Won’t You Be My Neighbor

by Linda Golden

Picture Courtesy of Sundance Film Festival

A documentary festival can feel like an exercise in resisting hopelessness. Films on refugees, cruel research experiments, income inequality, murder — it’s difficult not to walk around feeling like the world is a terrible place. In the Full Frame line-up, a documentary about the creator and host of a children’s television show was a much-needed island of hope. The Saturday morning showing of Won’t You Be my Neighbor was sold out.

Fred Rogers started the Mister Rogers’ Neighborhood series in 1968. An ordained minister who studied child development, Rogers hosted the show and with straightforward language, puppets, and songs sought to help children cope with the everyday difficulties of childhood feelings: feeling left out, anger, fear. The show also addressed current events, with episodes touching on the Vietnam War (“There’s no need to be afraid until someone starts shooting,” X the Owl tells Henrietta Pussycat), Robert Kennedy’s assassination (“What’s ‘assassination’?” Daniel the Striped Tiger asks Lady Aberlin), and pool desegregation, where Mr. Rogers invites African-American Officer Clemmons to join him while he soaks his feet in a plastic kiddie pool.
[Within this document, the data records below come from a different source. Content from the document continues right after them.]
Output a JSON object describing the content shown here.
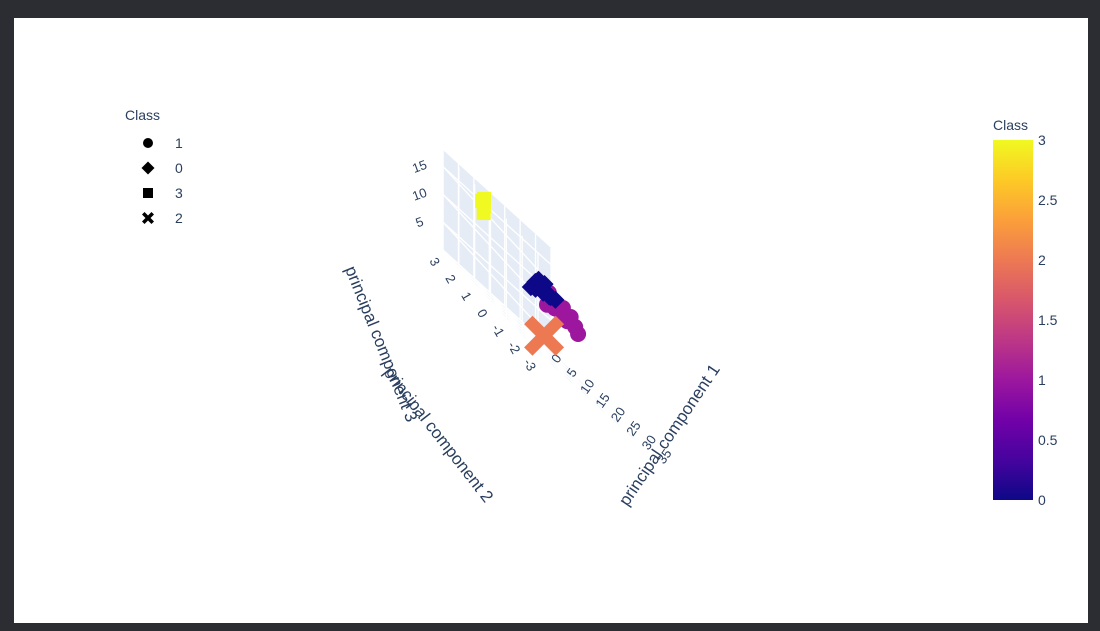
{
  "chart_data": {
    "type": "scatter3d",
    "axes": {
      "x": {
        "label": "principal component 1",
        "ticks": [
          "0",
          "5",
          "10",
          "15",
          "20",
          "25",
          "30",
          "35"
        ]
      },
      "y": {
        "label": "principal component 2",
        "ticks": [
          "3",
          "2",
          "1",
          "0",
          "-1",
          "-2",
          "-3"
        ]
      },
      "z": {
        "label": "principal component 3",
        "ticks": [
          "5",
          "10",
          "15"
        ]
      }
    },
    "legend": {
      "title": "Class",
      "placement": "top-left",
      "items": [
        {
          "label": "1",
          "symbol": "circle"
        },
        {
          "label": "0",
          "symbol": "diamond"
        },
        {
          "label": "3",
          "symbol": "square"
        },
        {
          "label": "2",
          "symbol": "x"
        }
      ]
    },
    "colorbar": {
      "title": "Class",
      "range": [
        0,
        3
      ],
      "ticks": [
        "3",
        "2.5",
        "2",
        "1.5",
        "1",
        "0.5",
        "0"
      ],
      "colors": [
        "#0d0887",
        "#46039f",
        "#7201a8",
        "#9c179e",
        "#bd3786",
        "#d8576b",
        "#ed7953",
        "#fb9f3a",
        "#fdca26",
        "#f0f921"
      ]
    },
    "series": [
      {
        "name": "1",
        "symbol": "circle",
        "color": "#9c179e",
        "points": [
          [
            24,
            0.6,
            9
          ],
          [
            25,
            0.8,
            9.5
          ],
          [
            26,
            0.5,
            8.5
          ],
          [
            27,
            0.9,
            9.2
          ],
          [
            23,
            0.4,
            10
          ],
          [
            25,
            0.3,
            10.5
          ],
          [
            26,
            1.0,
            8.8
          ],
          [
            28,
            0.7,
            9
          ],
          [
            24,
            1.1,
            8.2
          ],
          [
            27,
            0.2,
            10.2
          ],
          [
            29,
            0.8,
            8.6
          ],
          [
            25,
            1.3,
            8
          ],
          [
            22,
            0.6,
            10.8
          ],
          [
            30,
            0.5,
            9
          ],
          [
            33,
            0.9,
            8
          ]
        ]
      },
      {
        "name": "0",
        "symbol": "diamond",
        "color": "#0d0887",
        "points": [
          [
            12,
            -0.5,
            10
          ],
          [
            13,
            -0.3,
            11
          ],
          [
            14,
            -0.6,
            10.5
          ],
          [
            15,
            -0.2,
            11.5
          ],
          [
            16,
            -0.4,
            11
          ],
          [
            11,
            -0.7,
            10
          ],
          [
            17,
            -0.1,
            12
          ],
          [
            13,
            -0.5,
            12
          ],
          [
            18,
            -0.3,
            10.8
          ],
          [
            14,
            -0.8,
            11.2
          ],
          [
            19,
            0.0,
            10.5
          ],
          [
            20,
            -0.2,
            11
          ],
          [
            10,
            -0.6,
            9.5
          ]
        ]
      },
      {
        "name": "3",
        "symbol": "square",
        "color": "#f0f921",
        "points": [
          [
            5,
            1.5,
            16
          ],
          [
            2,
            0.8,
            17
          ],
          [
            3,
            1.0,
            15.5
          ],
          [
            6,
            1.6,
            14
          ]
        ]
      },
      {
        "name": "2",
        "symbol": "x",
        "color": "#ed7953",
        "points": [
          [
            3,
            -2.8,
            4
          ]
        ]
      }
    ]
  }
}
Through interviews with Rogers’ family, friends, actors, and Neighborhood production crew members, director Morgan Neville examines Fred Rogers and the making of his show. We learn that Rogers based many of the characters in the Neighborhood of Make Believe on people in his life: his wife inspired Queen Sara Saturday; his sister, Lady Elaine Fairchilde; and, Daniel Striped Tiger speaks for Rogers himself. Woven between interviews, archival footage and clips of the show, is a cartoon tiger representing Rogers through his sickly childhood, love of reading, and the doubts that plagued him as an adult.

Won’t You Be My Neighbor presents a loving portrait of Fred Rogers, emphasizing his sense of humor and deep concern for children. The theater echoed with sniffles, perhaps from nostalgia, or perhaps from the overwhelming amount of tenderness in the moments Neville highlights, including a graduating college student breaking down as she tells Rogers how much he meant to her, stories from friends and family, and a shabby, striped tiger puppet disarming both children and grown men.

For an hour and half, Won’t You Be My Neighbor silences the noise of the daily news cycle, wrapping the audience in the blanket of warmth and kindness that is Mister Rogers’ Neighborhood. The documentary inspires us to be better, to slow down, and maybe to call someone we love.